Characterizations of pore and constituent particle populations in 7050-T7451 aluminum plate alloys

Although qualitative relationships between fatigue lives and the sizes of the microstructural features, such as pores and particles, are well known, the quantitative models are lacking because of the unavailability of the required detailed microstructural data. The purpose of this work was to obtain such data for the high porosity (HP) and reduced porosity (RP) variants of the aluminum 7050-T7451 thick-plate alloys. Both alloys had similar tensile and fracture properties, but the reduced porosity variant showed superior fatigue performance attributed to the smaller sizes of the fatigue crack initiating particles and pores. Those size differences, as well as the differences in the through-thickness size gradients, have been characterized in this work.

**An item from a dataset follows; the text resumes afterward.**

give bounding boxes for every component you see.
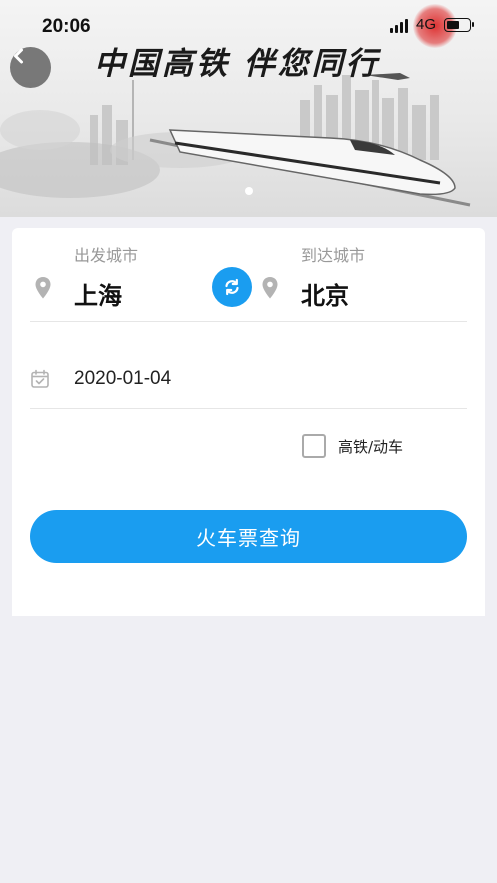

The sizes, shapes, and orientations of particles and pores were analyzed first on the plane sections and then converted to the true three-dimensional (3-D) characteristics using the moment method. In the conversions, the particle and pore shapes have been assumed as triaxial ellipsoids and their size distributions as lognormal. The spatial distributions were quantified using the nearest neighbor spacing method. Results confirmed that the reduced porosity alloy had smaller particles and pores than the high porosity variant. The size distributions in the former were also more confined. In both alloys, the largest particles and pores were at the plate centers and the smallest at the surface. Their spatial distributions could be categorized as random with clusters.